Agama juga mengafirmasi seluruh sifat rasional dari realitas. Dalam hal ini agama semakin erat lagi dengan akar-akar epistemologis dari penyelidikan ilmiah. Einstein sendiri mengakui bahwa sains harus menjangkau keluar dari dirinya sendiri (agama) agar mendapatkan energi untuk mencari kebenaran secara konsisiten. Dalam artian, agama meyakinkan kita bahwa ada suatu perspektif yang lebih luas dari pada akal kita sendiri.
Kemudian mengarahkan kesadaran kita bahwa akal budi sendiri tidak cukup lapang untuk menampung seluruh horizon tentang being. Kendati pun betapa pentingnya agama menafasi pengetahuan, tetapi agama juga tidak bisa ikut campur terlalu jauh dalam menjawab teka-teki ilmiah secara spesifik yang jauh lebih cocok kalau dijawab secara saintis. (Lihat, Albert Einstein, Ideas and Opinions)
Dimensi religius dari kehidupan manusia sebagai praktik dari keagamaan sebenarnya sungguh bisa merintangi kecenderungan untuk memfilteri rancangan-rancangan sains yang membahayakan manusia.
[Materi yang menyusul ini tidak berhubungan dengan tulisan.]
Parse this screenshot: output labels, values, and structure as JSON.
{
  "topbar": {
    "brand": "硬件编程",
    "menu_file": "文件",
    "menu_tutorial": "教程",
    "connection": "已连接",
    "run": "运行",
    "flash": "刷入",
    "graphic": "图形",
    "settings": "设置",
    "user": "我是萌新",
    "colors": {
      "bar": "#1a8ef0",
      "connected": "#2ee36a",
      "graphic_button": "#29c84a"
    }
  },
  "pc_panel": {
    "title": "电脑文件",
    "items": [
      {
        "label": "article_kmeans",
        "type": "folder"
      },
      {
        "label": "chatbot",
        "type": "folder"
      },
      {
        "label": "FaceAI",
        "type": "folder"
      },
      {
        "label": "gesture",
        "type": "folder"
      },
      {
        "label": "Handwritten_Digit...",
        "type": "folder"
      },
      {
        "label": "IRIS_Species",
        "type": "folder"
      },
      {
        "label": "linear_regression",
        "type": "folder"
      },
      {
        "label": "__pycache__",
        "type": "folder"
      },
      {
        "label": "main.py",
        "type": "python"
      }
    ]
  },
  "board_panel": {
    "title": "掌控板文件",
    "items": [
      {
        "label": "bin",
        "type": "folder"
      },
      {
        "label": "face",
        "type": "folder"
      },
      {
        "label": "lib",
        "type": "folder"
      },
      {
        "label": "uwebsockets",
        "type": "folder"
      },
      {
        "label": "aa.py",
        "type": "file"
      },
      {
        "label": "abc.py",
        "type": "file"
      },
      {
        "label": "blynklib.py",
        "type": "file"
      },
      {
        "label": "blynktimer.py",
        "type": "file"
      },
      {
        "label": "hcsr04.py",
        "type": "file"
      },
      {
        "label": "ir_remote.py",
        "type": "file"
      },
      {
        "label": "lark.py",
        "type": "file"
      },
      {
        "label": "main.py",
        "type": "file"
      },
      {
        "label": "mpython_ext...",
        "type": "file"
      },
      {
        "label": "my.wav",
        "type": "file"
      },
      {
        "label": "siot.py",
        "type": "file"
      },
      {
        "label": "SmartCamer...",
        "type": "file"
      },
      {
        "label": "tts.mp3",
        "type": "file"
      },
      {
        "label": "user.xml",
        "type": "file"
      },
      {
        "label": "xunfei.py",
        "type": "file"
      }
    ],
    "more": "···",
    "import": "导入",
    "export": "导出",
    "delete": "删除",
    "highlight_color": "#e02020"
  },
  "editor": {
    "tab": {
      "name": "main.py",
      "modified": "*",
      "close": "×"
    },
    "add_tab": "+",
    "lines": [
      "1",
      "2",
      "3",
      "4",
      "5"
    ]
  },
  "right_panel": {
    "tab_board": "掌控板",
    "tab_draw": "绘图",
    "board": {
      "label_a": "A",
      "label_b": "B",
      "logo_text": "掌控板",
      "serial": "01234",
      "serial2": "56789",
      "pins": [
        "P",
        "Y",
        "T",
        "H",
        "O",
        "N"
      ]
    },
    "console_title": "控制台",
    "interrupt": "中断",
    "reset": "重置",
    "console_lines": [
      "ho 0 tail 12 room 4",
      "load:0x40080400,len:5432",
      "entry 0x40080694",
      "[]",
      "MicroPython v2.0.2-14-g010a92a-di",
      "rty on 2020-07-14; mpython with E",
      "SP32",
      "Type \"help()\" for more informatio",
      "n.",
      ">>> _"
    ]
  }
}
Yang muncul dari kehendak yang mencurigakan dari dalam diri.
Dengan agama, langkah kita tidak akan terburu-buru untuk mengubah alam dan menjadikannya hanya sekedar digunakan demi semata-mata kepentingan sesaat. Penghargaan terhadap ciptaan Tuhan yang terkandung dalam agama menghidupkan akar-akar terdalam dari kepedulian manusia terhadap alam itu sendiri.
Pada akhirnya, relasi agama dan sains adalah relasi yang berkait erat tanpa harus meleburnya menjadi satu maupun memepertentangkan keduanya menjadi dualisme. Implikasi agama bagi sains jauh lebih intim dan harmoni dibanding sebaliknya. Agama justru menghidupkan kepercayaan yang secara diam-diam diserap oleh sains tatkala dia melakukan penelusuran ke dalam wilayah yang belum dikenal karena tidak dapat membuktikan lebih dahulu secara meyakinkan.
Penulis adalah Dosen Pascasarjana IAIN Padangsidimpuan.